Toujours plus attentif au courage et à la force de ces hommes qu’il observe dans l’épreuve, il sera envoyé au Nord-Ouest de Verdun et s’installera dans la forêt comme les autres. Il y restera huit jours, à lire, à écrire, à fumer et dormir, partageant tout avec ces hommes du feu. Pas de peur, ni de craintes, ni d’angoisses, pas d’écœurements à la vue des blessures, du sang, de l’odeur, il est là dans un calme et un détachement dont il ne se serait jamais cru capable. « Ravel n’aurait pas voulu être ailleurs » écrit Michel Bernard. Pas être ailleurs que dans cette forêt, ne jamais la quitter : « Elle était l’enfance et le refuge, la mère des contes et des songes. Elle était comme l’océan, elle était l’océan sur la terre ».

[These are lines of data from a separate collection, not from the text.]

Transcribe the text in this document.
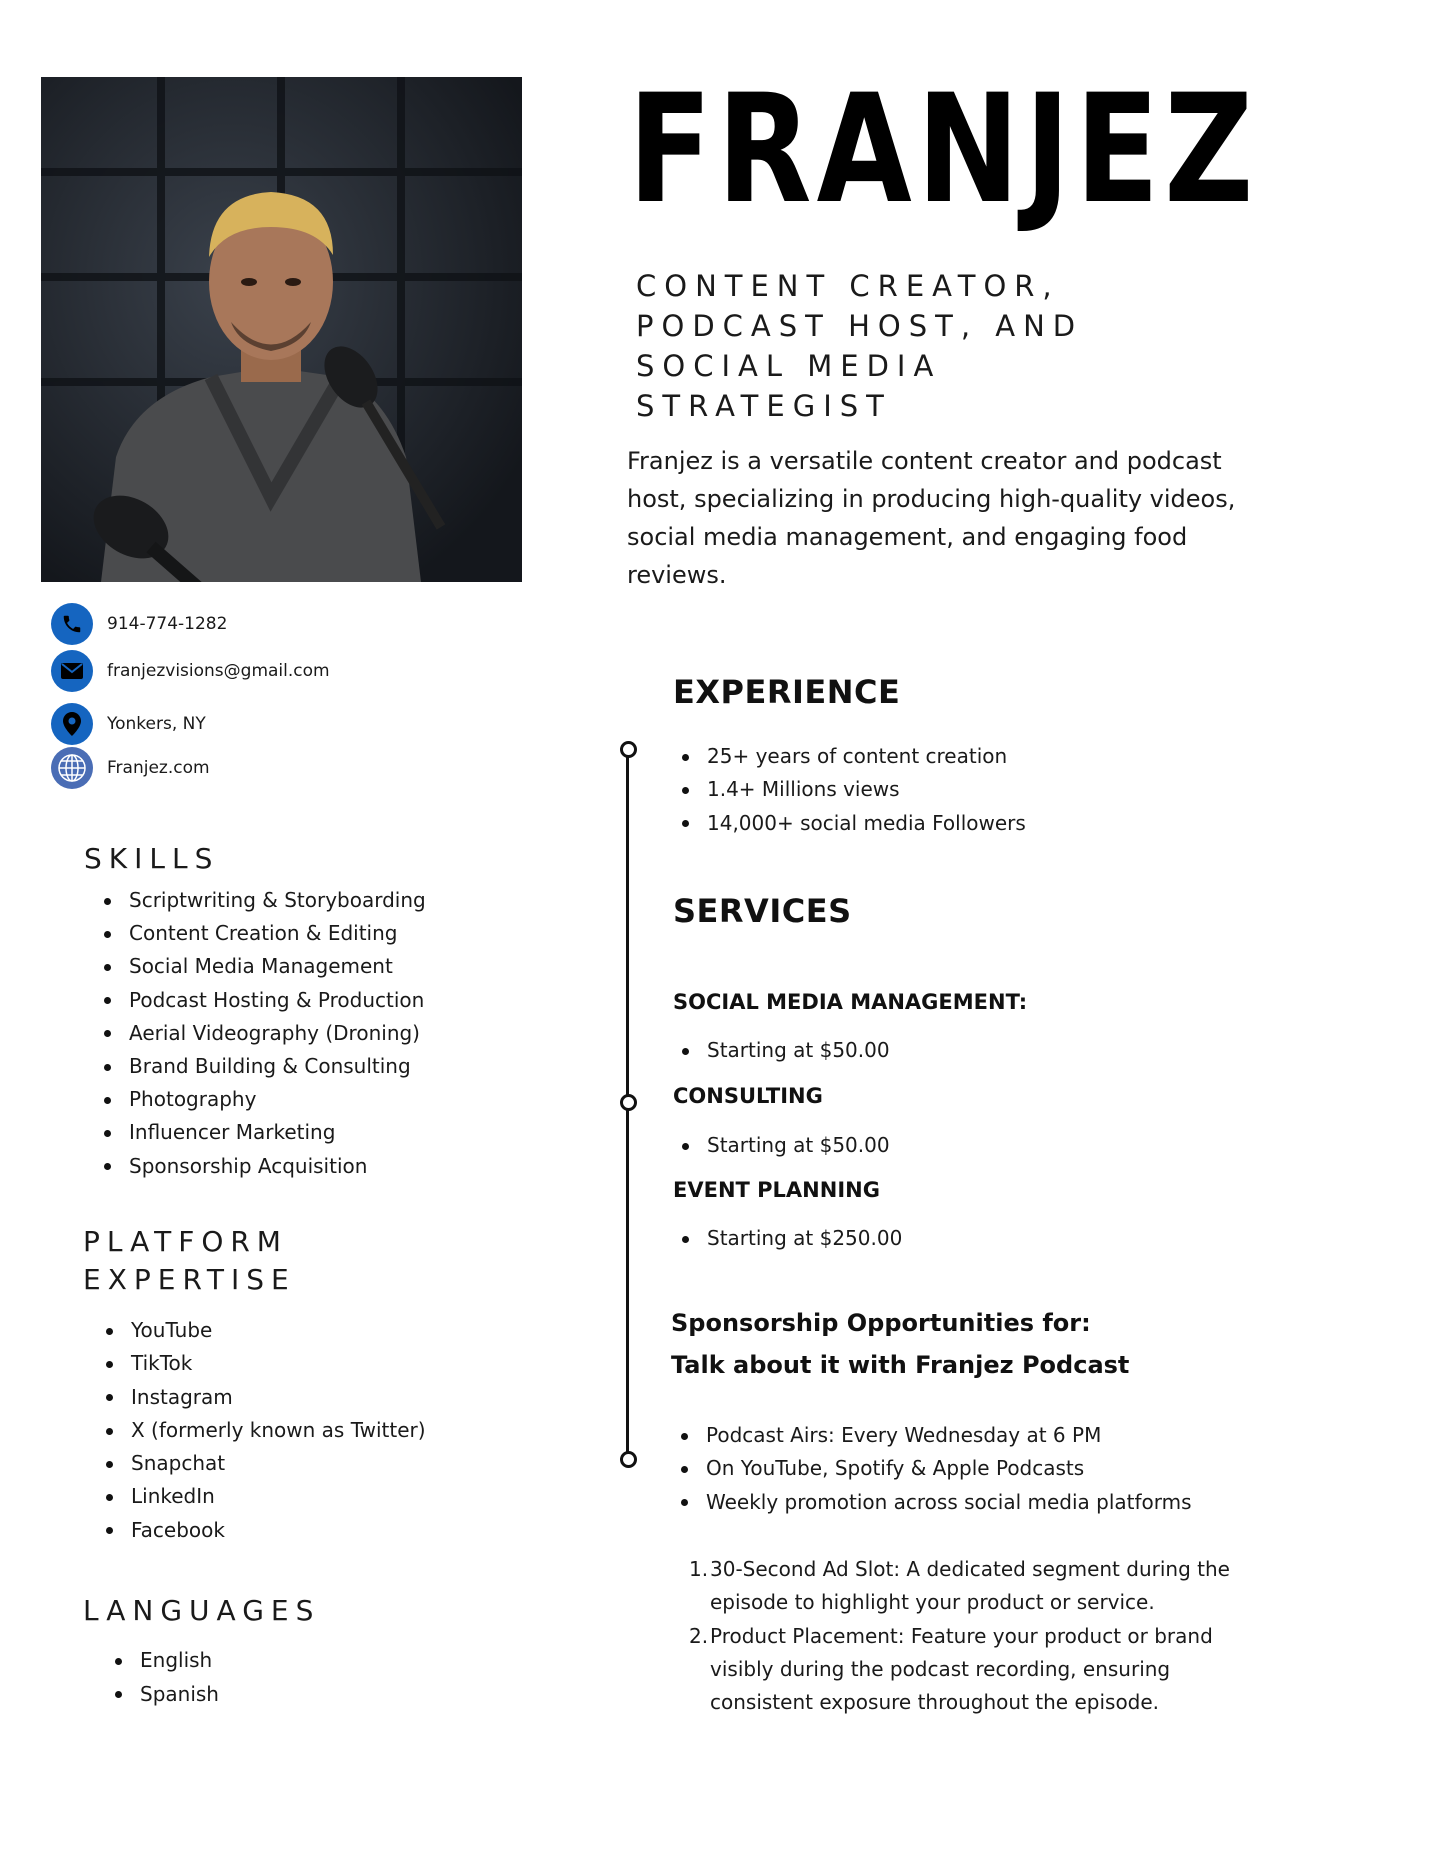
FRANJEZ
CONTENT CREATOR,
PODCAST HOST, AND
SOCIAL MEDIA
STRATEGIST
Franjez is a versatile content creator and podcast host, specializing in producing high-quality videos, social media management, and engaging food reviews.
914-774-1282
franjezvisions@gmail.com
Yonkers, NY
Franjez.com
SKILLS
Scriptwriting & Storyboarding
Content Creation & Editing
Social Media Management
Podcast Hosting & Production
Aerial Videography (Droning)
Brand Building & Consulting
Photography
Influencer Marketing
Sponsorship Acquisition
PLATFORM
EXPERTISE
YouTube
TikTok
Instagram
X (formerly known as Twitter)
Snapchat
LinkedIn
Facebook
LANGUAGES
English
Spanish
EXPERIENCE
25+ years of content creation
1.4+ Millions views
14,000+ social media Followers
SERVICES
SOCIAL MEDIA MANAGEMENT:
Starting at $50.00
CONSULTING
Starting at $50.00
EVENT PLANNING
Starting at $250.00
Sponsorship Opportunities for:
Talk about it with Franjez Podcast
Podcast Airs: Every Wednesday at 6 PM
On YouTube, Spotify & Apple Podcasts
Weekly promotion across social media platforms
1. 30-Second Ad Slot: A dedicated segment during the episode to highlight your product or service.
2. Product Placement: Feature your product or brand visibly during the podcast recording, ensuring consistent exposure throughout the episode.
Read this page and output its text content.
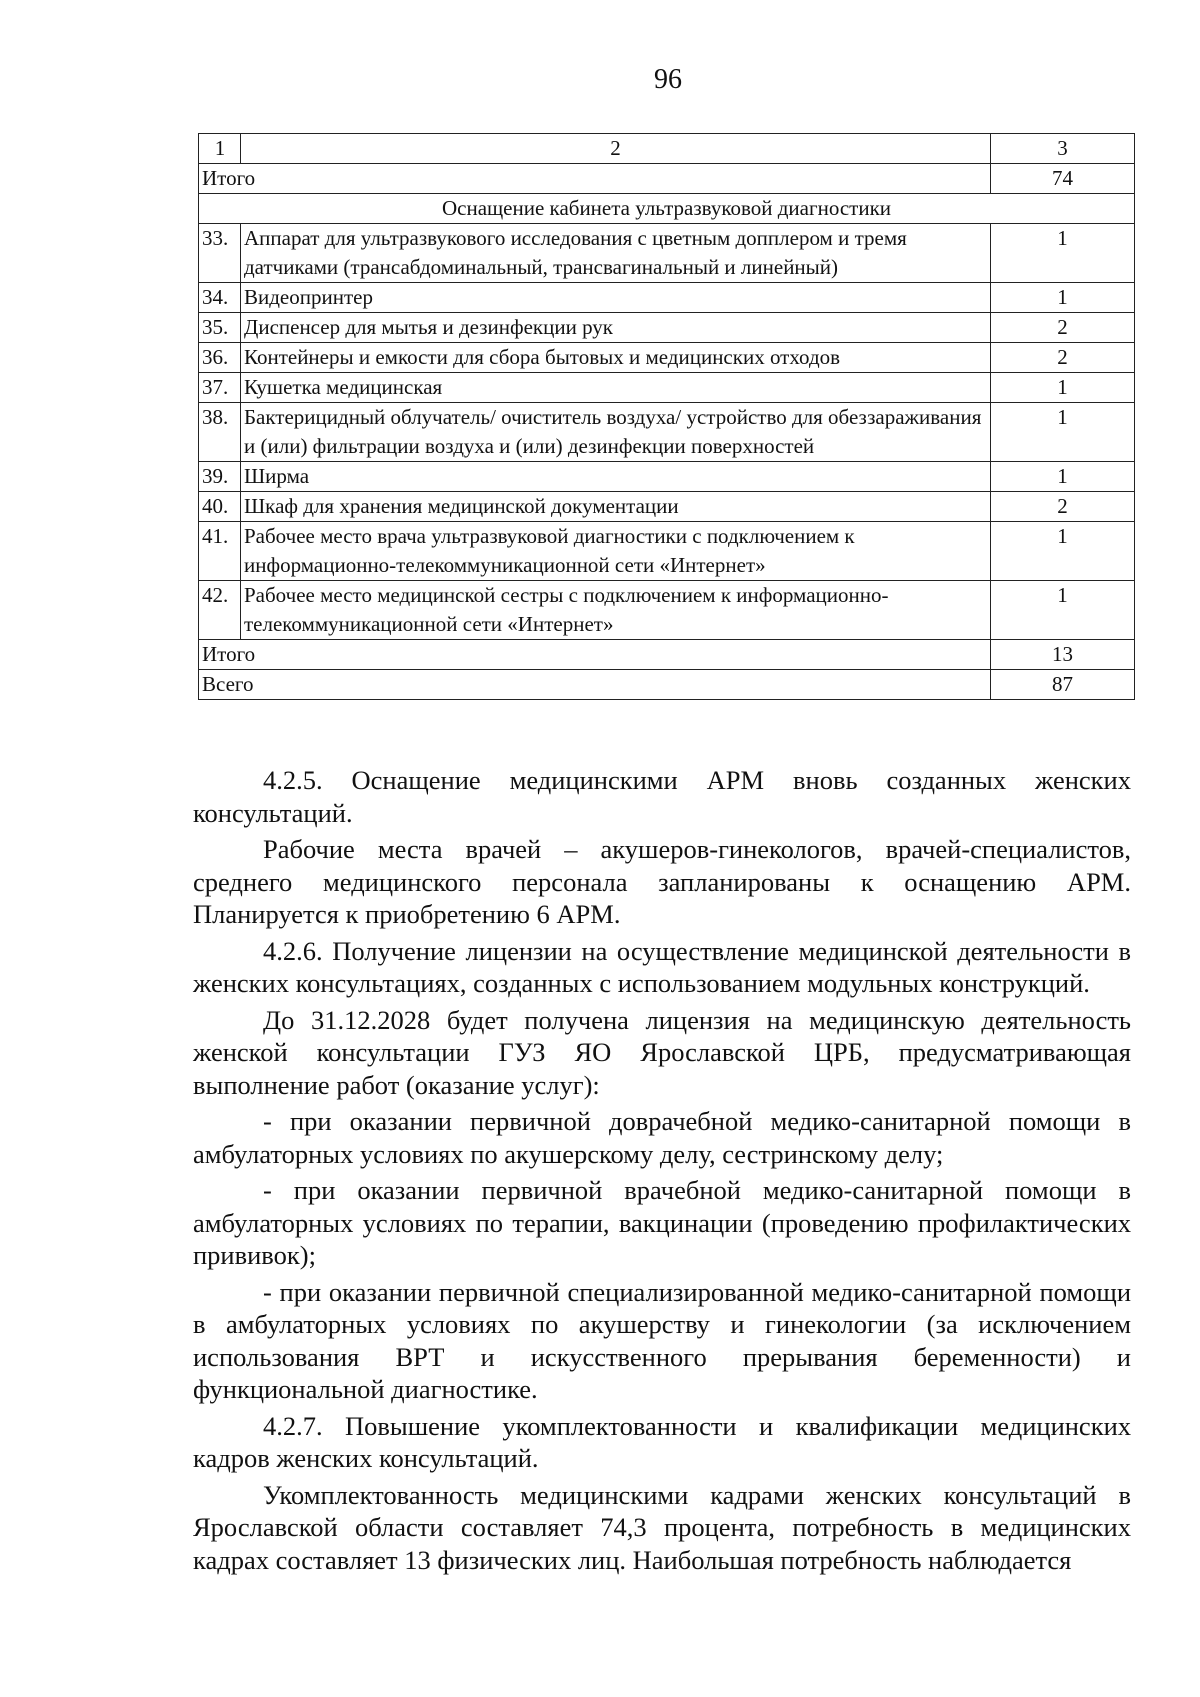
96
1	2	3
Итого		74
Оснащение кабинета ультразвуковой диагностики		
33.	Аппарат для ультразвукового исследования с цветным допплером и тремя датчиками (трансабдоминальный, трансвагинальный и линейный)	1
34.	Видеопринтер	1
35.	Диспенсер для мытья и дезинфекции рук	2
36.	Контейнеры и емкости для сбора бытовых и медицинских отходов	2
37.	Кушетка медицинская	1
38.	Бактерицидный облучатель/ очиститель воздуха/ устройство для обеззараживания и (или) фильтрации воздуха и (или) дезинфекции поверхностей	1
39.	Ширма	1
40.	Шкаф для хранения медицинской документации	2
41.	Рабочее место врача ультразвуковой диагностики с подключением к информационно-телекоммуникационной сети «Интернет»	1
42.	Рабочее место медицинской сестры с подключением к информационно-телекоммуникационной сети «Интернет»	1
Итого		13
Всего		87

4.2.5. Оснащение медицинскими АРМ вновь созданных женских консультаций.

Рабочие места врачей – акушеров-гинекологов, врачей-специалистов, среднего медицинского персонала запланированы к оснащению АРМ. Планируется к приобретению 6 АРМ.

4.2.6. Получение лицензии на осуществление медицинской деятельности в женских консультациях, созданных с использованием модульных конструкций.

До 31.12.2028 будет получена лицензия на медицинскую деятельность женской консультации ГУЗ ЯО Ярославской ЦРБ, предусматривающая выполнение работ (оказание услуг):

- при оказании первичной доврачебной медико-санитарной помощи в амбулаторных условиях по акушерскому делу, сестринскому делу;

- при оказании первичной врачебной медико-санитарной помощи в амбулаторных условиях по терапии, вакцинации (проведению профилактических прививок);

- при оказании первичной специализированной медико-санитарной помощи в амбулаторных условиях по акушерству и гинекологии (за исключением использования ВРТ и искусственного прерывания беременности) и функциональной диагностике.

4.2.7. Повышение укомплектованности и квалификации медицинских кадров женских консультаций.

Укомплектованность медицинскими кадрами женских консультаций в Ярославской области составляет 74,3 процента, потребность в медицинских кадрах составляет 13 физических лиц. Наибольшая потребность наблюдается
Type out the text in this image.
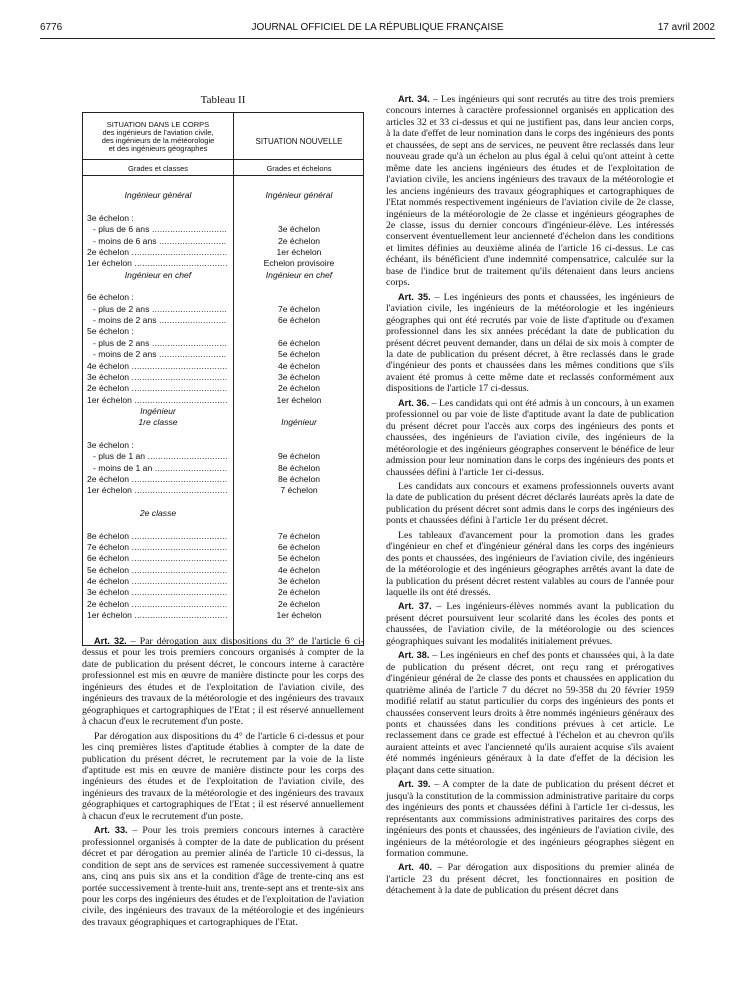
6776	JOURNAL OFFICIEL DE LA RÉPUBLIQUE FRANÇAISE	17 avril 2002
Tableau II
SITUATION DANS LE CORPS
des ingénieurs de l'aviation civile,
des ingénieurs de la météorologie
et des ingénieurs géographes
SITUATION NOUVELLE
Grades et classes	Grades et échelons
Ingénieur général	Ingénieur général
3e échelon :
- plus de 6 ans .....	3e échelon
- moins de 6 ans .....	2e échelon
2e échelon .....	1er échelon
1er échelon .....	Echelon provisoire
Ingénieur en chef	Ingénieur en chef
6e échelon :
- plus de 2 ans .....	7e échelon
- moins de 2 ans .....	6e échelon
5e échelon :
- plus de 2 ans .....	6e échelon
- moins de 2 ans .....	5e échelon
4e échelon .....	4e échelon
3e échelon .....	3e échelon
2e échelon .....	2e échelon
1er échelon .....	1er échelon
Ingénieur
1re classe	Ingénieur
3e échelon :
- plus de 1 an .....	9e échelon
- moins de 1 an .....	8e échelon
2e échelon .....	8e échelon
1er échelon .....	7 échelon
2e classe
8e échelon .....	7e échelon
7e échelon .....	6e échelon
6e échelon .....	5e échelon
5e échelon .....	4e échelon
4e échelon .....	3e échelon
3e échelon .....	2e échelon
2e échelon .....	2e échelon
1er échelon .....	1er échelon

Art. 32. – Par dérogation aux dispositions du 3° de l'article 6 ci-dessus et pour les trois premiers concours organisés à compter de la date de publication du présent décret, le concours interne à caractère professionnel est mis en œuvre de manière distincte pour les corps des ingénieurs des études et de l'exploitation de l'aviation civile, des ingénieurs des travaux de la météorologie et des ingénieurs des travaux géographiques et cartographiques de l'Etat ; il est réservé annuellement à chacun d'eux le recrutement d'un poste.

Par dérogation aux dispositions du 4° de l'article 6 ci-dessus et pour les cinq premières listes d'aptitude établies à compter de la date de publication du présent décret, le recrutement par la voie de la liste d'aptitude est mis en œuvre de manière distincte pour les corps des ingénieurs des études et de l'exploitation de l'aviation civile, des ingénieurs des travaux de la météorologie et des ingénieurs des travaux géographiques et cartographiques de l'Etat ; il est réservé annuellement à chacun d'eux le recrutement d'un poste.

Art. 33. – Pour les trois premiers concours internes à caractère professionnel organisés à compter de la date de publication du présent décret et par dérogation au premier alinéa de l'article 10 ci-dessus, la condition de sept ans de services est ramenée successivement à quatre ans, cinq ans puis six ans et la condition d'âge de trente-cinq ans est portée successivement à trente-huit ans, trente-sept ans et trente-six ans pour les corps des ingénieurs des études et de l'exploitation de l'aviation civile, des ingénieurs des travaux de la météorologie et des ingénieurs des travaux géographiques et cartographiques de l'Etat.

Art. 34. – Les ingénieurs qui sont recrutés au titre des trois premiers concours internes à caractère professionnel organisés en application des articles 32 et 33 ci-dessus et qui ne justifient pas, dans leur ancien corps, à la date d'effet de leur nomination dans le corps des ingénieurs des ponts et chaussées, de sept ans de services, ne peuvent être reclassés dans leur nouveau grade qu'à un échelon au plus égal à celui qu'ont atteint à cette même date les anciens ingénieurs des études et de l'exploitation de l'aviation civile, les anciens ingénieurs des travaux de la météorologie et les anciens ingénieurs des travaux géographiques et cartographiques de l'Etat nommés respectivement ingénieurs de l'aviation civile de 2e classe, ingénieurs de la météorologie de 2e classe et ingénieurs géographes de 2e classe, issus du dernier concours d'ingénieur-élève. Les intéressés conservent éventuellement leur ancienneté d'échelon dans les conditions et limites définies au deuxième alinéa de l'article 16 ci-dessus. Le cas échéant, ils bénéficient d'une indemnité compensatrice, calculée sur la base de l'indice brut de traitement qu'ils détenaient dans leurs anciens corps.

Art. 35. – Les ingénieurs des ponts et chaussées, les ingénieurs de l'aviation civile, les ingénieurs de la météorologie et les ingénieurs géographes qui ont été recrutés par voie de liste d'aptitude ou d'examen professionnel dans les six années précédant la date de publication du présent décret peuvent demander, dans un délai de six mois à compter de la date de publication du présent décret, à être reclassés dans le grade d'ingénieur des ponts et chaussées dans les mêmes conditions que s'ils avaient été promus à cette même date et reclassés conformément aux dispositions de l'article 17 ci-dessus.

Art. 36. – Les candidats qui ont été admis à un concours, à un examen professionnel ou par voie de liste d'aptitude avant la date de publication du présent décret pour l'accès aux corps des ingénieurs des ponts et chaussées, des ingénieurs de l'aviation civile, des ingénieurs de la météorologie et des ingénieurs géographes conservent le bénéfice de leur admission pour leur nomination dans le corps des ingénieurs des ponts et chaussées défini à l'article 1er ci-dessus.

Les candidats aux concours et examens professionnels ouverts avant la date de publication du présent décret déclarés lauréats après la date de publication du présent décret sont admis dans le corps des ingénieurs des ponts et chaussées défini à l'article 1er du présent décret.

Les tableaux d'avancement pour la promotion dans les grades d'ingénieur en chef et d'ingénieur général dans les corps des ingénieurs des ponts et chaussées, des ingénieurs de l'aviation civile, des ingénieurs de la météorologie et des ingénieurs géographes arrêtés avant la date de la publication du présent décret restent valables au cours de l'année pour laquelle ils ont été dressés.

Art. 37. – Les ingénieurs-élèves nommés avant la publication du présent décret poursuivent leur scolarité dans les écoles des ponts et chaussées, de l'aviation civile, de la météorologie ou des sciences géographiques suivant les modalités initialement prévues.

Art. 38. – Les ingénieurs en chef des ponts et chaussées qui, à la date de publication du présent décret, ont reçu rang et prérogatives d'ingénieur général de 2e classe des ponts et chaussées en application du quatrième alinéa de l'article 7 du décret no 59-358 du 20 février 1959 modifié relatif au statut particulier du corps des ingénieurs des ponts et chaussées conservent leurs droits à être nommés ingénieurs généraux des ponts et chaussées dans les conditions prévues à cet article. Le reclassement dans ce grade est effectué à l'échelon et au chevron qu'ils auraient atteints et avec l'ancienneté qu'ils auraient acquise s'ils avaient été nommés ingénieurs généraux à la date d'effet de la décision les plaçant dans cette situation.

Art. 39. – A compter de la date de publication du présent décret et jusqu'à la constitution de la commission administrative paritaire du corps des ingénieurs des ponts et chaussées défini à l'article 1er ci-dessus, les représentants aux commissions administratives paritaires des corps des ingénieurs des ponts et chaussées, des ingénieurs de l'aviation civile, des ingénieurs de la météorologie et des ingénieurs géographes siègent en formation commune.

Art. 40. – Par dérogation aux dispositions du premier alinéa de l'article 23 du présent décret, les fonctionnaires en position de détachement à la date de publication du présent décret dans
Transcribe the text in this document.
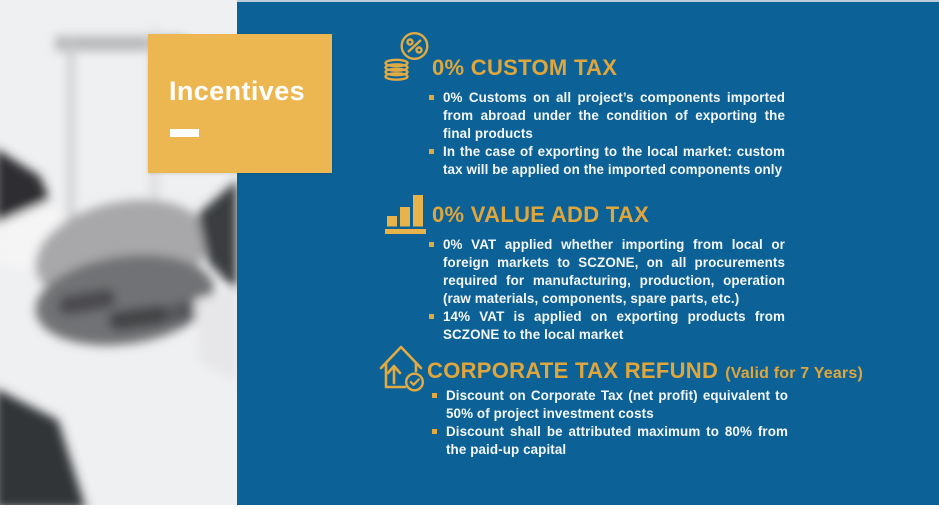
Incentives
0% CUSTOM TAX
0% Customs on all project’s components imported from abroad under the condition of exporting the final products
In the case of exporting to the local market: custom tax will be applied on the imported components only
0% VALUE ADD TAX
0% VAT applied whether importing from local or foreign markets to SCZONE, on all procurements required for manufacturing, production, operation (raw materials, components, spare parts, etc.)
14% VAT is applied on exporting products from SCZONE to the local market
CORPORATE TAX REFUND (Valid for 7 Years)
Discount on Corporate Tax (net profit) equivalent to 50% of project investment costs
Discount shall be attributed maximum to 80% from the paid-up capital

Peu à peu le désir de musique, celui d’écrire de la musique va grandir et s’imposer à lui. A l’écoute du moindre chant d’oiseau dans les branches des arbres, assis contre un gros tronc « il notait au crayon le chant des oiseaux ». Cependant, il est épuisé par le surmenage et les efforts successifs qu’il fait pour se rendre utile aux autres, et il craint d’être déclaré inapte et recalé dans un bureau, lui qui avait déjà remisé ses rêves d’aviation. Il est alors heureux quand ses amis le fêtent comme un véritable « poilu » et « toute la semaine il sortit en uniforme, sans le casque, remplacé par un képi neuf ». A la mort de sa mère qui le laisse profondément meurtri, il se laisse réformer à titre temporaire.
De la forêt de la Meuse où il lit Nerval ou Le Grand Meaulnes, à la forêt normande où il compose Le Tombeau de Couperin, deux années se sont écoulées, remplies d’une expérience, celle de la guerre à laquelle il voulait tant participer et qui n’a cessé de porter l’âme de son œuvre. Cette guerre qui a décuplé son énergie, qu’il a faite malgré tout et peut-être mieux que quiconque, il en refusera la légion d’honneur avec colère, trouvant humiliante cette décoration « épinglée sur sa musique ». Il avait fait la guerre avec les humbles et voulait qu’on lui fiche la paix. Il dédiera six pièces de la Suite Française qu’il écrivit pour le piano à Lyons-La-Forêt, à autant de ses amis musiciens tués au combat. Réformé à titre définitif à l’automne 1917, il achèvera Le Tombeau de Couperin.
Après la guerre, rendu à un désespoir et une mélancolie profonde, Ravel se retire chez un ami qui lui donne les clés de sa maison avant qu’il ne fasse l’acquisition d’une maison bien à lui à quelques kilomètres de la forêt de Rambouillet, entre silence et paix retrouvés, il composera le reste de son œuvre.